The new update to Adobe’s experimental camera app adds initial support for iPads with at least 6GB of RAM and the new iPhone 17e. Here are the details.
Project Indigo gains ‘initial iPad support’
Last June, Adobe announced an experimental app, Project Indigo, promising to leverage a “custom computational photography pipeline” to offer “a natural image look, and a full set of camera controls.”
Photos produced by Indigo employ computational photography and AI to produce a natural (SLR-like) look for your photos, including special (but gentle) treatment of subjects and skies. This look is applied when generating JPEG images and is embedded as a rendering suggestion in raw DNG files (if enabled). All raw pixels remain intact – the look does not alter them.
Since then, the company has been working to add new features and improvements based on user feedback, in addition to expanding support to new devices.
Last October, the company ran into problems that prevented it from bringing a speedier compatibility with the iPhone 17 lineup, some of which were only solved after Apple released iOS 26.1.

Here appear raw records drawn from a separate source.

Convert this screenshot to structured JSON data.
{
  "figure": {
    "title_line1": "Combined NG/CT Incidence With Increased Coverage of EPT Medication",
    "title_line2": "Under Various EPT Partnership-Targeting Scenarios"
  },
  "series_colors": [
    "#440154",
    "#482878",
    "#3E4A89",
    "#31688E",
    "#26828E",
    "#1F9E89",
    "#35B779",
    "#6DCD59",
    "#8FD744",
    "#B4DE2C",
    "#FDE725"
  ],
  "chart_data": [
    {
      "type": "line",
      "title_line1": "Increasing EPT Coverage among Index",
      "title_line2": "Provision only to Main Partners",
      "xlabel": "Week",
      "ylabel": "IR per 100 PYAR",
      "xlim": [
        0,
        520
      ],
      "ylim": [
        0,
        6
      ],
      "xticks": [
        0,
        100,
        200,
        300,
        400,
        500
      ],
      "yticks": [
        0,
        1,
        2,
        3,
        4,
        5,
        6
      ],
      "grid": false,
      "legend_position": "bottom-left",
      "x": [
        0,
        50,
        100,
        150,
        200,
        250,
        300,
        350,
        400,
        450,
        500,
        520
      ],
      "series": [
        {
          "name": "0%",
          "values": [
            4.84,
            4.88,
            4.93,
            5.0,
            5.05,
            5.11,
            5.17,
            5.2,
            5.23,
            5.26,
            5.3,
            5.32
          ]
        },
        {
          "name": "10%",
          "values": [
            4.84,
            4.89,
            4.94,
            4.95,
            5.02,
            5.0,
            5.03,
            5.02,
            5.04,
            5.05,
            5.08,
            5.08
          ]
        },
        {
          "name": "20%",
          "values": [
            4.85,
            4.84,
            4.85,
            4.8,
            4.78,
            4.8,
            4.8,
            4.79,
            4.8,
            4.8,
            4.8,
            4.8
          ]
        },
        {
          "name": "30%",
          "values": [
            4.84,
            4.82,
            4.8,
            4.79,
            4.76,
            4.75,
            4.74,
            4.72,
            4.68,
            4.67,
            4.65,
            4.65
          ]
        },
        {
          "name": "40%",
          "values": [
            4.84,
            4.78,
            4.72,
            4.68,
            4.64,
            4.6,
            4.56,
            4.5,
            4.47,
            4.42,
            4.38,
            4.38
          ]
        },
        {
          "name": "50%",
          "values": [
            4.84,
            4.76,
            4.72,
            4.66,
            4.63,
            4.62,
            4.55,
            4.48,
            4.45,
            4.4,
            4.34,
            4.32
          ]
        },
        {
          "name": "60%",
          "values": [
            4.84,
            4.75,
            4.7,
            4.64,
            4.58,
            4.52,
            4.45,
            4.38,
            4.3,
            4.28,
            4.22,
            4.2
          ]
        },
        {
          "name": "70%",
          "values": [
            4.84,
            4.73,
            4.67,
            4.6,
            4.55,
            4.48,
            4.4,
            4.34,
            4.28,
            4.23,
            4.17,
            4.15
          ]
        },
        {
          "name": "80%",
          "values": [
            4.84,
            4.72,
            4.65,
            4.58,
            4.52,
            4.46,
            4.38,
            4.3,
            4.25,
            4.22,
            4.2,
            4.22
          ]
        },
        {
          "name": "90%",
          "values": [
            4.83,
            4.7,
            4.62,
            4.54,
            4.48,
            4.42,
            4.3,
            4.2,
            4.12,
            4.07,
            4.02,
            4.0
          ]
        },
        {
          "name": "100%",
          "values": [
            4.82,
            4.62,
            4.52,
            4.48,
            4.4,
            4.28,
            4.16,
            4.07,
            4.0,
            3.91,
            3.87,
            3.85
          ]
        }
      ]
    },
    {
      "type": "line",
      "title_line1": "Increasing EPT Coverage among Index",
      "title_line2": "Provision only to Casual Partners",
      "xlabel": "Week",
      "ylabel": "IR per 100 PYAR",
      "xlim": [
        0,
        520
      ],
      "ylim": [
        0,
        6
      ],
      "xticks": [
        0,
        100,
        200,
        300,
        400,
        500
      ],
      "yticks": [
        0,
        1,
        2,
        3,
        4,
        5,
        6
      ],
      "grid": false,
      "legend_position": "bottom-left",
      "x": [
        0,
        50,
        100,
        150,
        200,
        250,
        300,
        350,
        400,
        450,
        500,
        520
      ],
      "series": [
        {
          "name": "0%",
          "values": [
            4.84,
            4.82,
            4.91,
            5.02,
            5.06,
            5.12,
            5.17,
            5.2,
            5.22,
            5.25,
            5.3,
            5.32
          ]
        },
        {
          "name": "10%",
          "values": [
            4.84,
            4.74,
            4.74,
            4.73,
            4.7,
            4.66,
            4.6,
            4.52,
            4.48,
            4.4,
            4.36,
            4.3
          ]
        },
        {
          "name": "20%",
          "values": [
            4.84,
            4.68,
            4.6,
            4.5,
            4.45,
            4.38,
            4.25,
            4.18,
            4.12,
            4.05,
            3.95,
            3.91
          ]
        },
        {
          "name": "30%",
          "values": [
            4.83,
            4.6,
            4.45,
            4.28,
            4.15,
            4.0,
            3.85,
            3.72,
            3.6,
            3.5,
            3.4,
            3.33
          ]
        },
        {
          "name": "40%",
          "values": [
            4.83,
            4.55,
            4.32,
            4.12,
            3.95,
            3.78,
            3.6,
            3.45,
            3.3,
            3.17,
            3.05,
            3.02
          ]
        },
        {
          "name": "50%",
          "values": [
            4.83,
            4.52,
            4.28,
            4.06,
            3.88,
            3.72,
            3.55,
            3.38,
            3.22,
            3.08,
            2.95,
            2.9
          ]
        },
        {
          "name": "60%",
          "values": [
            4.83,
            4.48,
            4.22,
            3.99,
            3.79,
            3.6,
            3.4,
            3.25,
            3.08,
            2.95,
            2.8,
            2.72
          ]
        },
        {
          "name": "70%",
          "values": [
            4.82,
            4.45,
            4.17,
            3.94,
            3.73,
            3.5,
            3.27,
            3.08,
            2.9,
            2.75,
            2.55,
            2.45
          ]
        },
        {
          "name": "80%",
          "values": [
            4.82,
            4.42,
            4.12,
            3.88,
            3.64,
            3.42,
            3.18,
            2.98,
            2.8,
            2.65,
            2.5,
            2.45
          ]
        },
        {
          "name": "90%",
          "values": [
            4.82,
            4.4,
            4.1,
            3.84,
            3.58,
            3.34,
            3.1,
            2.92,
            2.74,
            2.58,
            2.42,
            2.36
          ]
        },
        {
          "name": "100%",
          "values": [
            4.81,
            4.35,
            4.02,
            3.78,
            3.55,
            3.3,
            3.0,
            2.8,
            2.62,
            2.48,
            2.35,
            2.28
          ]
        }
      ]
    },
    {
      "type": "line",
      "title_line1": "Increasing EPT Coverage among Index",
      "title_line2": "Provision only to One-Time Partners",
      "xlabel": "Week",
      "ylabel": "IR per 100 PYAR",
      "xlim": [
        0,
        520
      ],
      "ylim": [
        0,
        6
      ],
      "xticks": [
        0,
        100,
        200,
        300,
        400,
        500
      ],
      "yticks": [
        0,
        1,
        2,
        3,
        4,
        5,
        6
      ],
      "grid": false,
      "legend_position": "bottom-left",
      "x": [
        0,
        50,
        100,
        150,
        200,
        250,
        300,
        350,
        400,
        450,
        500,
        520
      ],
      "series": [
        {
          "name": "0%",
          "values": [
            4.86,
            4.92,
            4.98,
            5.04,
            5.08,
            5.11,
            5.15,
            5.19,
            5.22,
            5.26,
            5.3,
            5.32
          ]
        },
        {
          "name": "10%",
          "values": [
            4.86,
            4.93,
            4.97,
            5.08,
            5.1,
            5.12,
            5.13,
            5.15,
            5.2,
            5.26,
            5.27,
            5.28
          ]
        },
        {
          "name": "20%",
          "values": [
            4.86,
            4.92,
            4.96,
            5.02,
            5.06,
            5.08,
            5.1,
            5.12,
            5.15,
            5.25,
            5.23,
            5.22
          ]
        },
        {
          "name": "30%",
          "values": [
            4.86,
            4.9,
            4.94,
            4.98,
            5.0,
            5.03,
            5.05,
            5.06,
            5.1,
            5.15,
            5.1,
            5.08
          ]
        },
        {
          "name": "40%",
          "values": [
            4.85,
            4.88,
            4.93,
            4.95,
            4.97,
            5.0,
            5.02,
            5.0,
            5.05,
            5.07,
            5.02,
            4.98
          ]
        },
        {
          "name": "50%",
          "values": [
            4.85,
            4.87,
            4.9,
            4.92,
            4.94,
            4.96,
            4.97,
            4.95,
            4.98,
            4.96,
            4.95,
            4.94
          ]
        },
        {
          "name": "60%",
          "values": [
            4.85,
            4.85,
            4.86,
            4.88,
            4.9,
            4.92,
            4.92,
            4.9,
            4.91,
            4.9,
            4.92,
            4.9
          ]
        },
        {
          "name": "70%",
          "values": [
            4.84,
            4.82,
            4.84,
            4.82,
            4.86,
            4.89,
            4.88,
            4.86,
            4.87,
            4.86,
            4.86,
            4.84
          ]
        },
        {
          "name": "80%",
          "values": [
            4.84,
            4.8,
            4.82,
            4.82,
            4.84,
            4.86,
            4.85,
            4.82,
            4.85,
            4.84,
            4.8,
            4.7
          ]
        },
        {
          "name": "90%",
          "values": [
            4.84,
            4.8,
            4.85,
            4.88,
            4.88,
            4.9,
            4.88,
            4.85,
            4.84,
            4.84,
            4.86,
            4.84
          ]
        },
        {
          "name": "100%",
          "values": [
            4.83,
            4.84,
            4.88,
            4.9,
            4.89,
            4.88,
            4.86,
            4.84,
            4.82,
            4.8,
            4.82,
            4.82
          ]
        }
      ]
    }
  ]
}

Today, Adobe updated Project Indigo with multiple new features, including:
- New grid view in the filmstrip. Find your photos more easily. Includes multi-selection for sharing or deletion.
- Use the multi-selection feature in the grid view to import multiple photos into the Lightroom mobile app in one go.
- Filtering of photos in the filmstrip and grid. Select between All Photos, Indigo Album, and Favorites.
- New option to display the 35mm equivalent focal length for rear cameras. Enable in Capture settings.
- Support added for iPhone 17e devices.
Additionally, the app is now compatible with the iPhone 17e and with iPads, provided they have at least 6GB of RAM. For reference, that includes the iPad Pro models from 2020 and later, newer iPad Air models (M1 and later), the latest iPad mini, and the 11th-generation iPad.
Adobe notes that today’s update introduces only “initial support” for iPads, and that the app “is not yet tuned” for the device.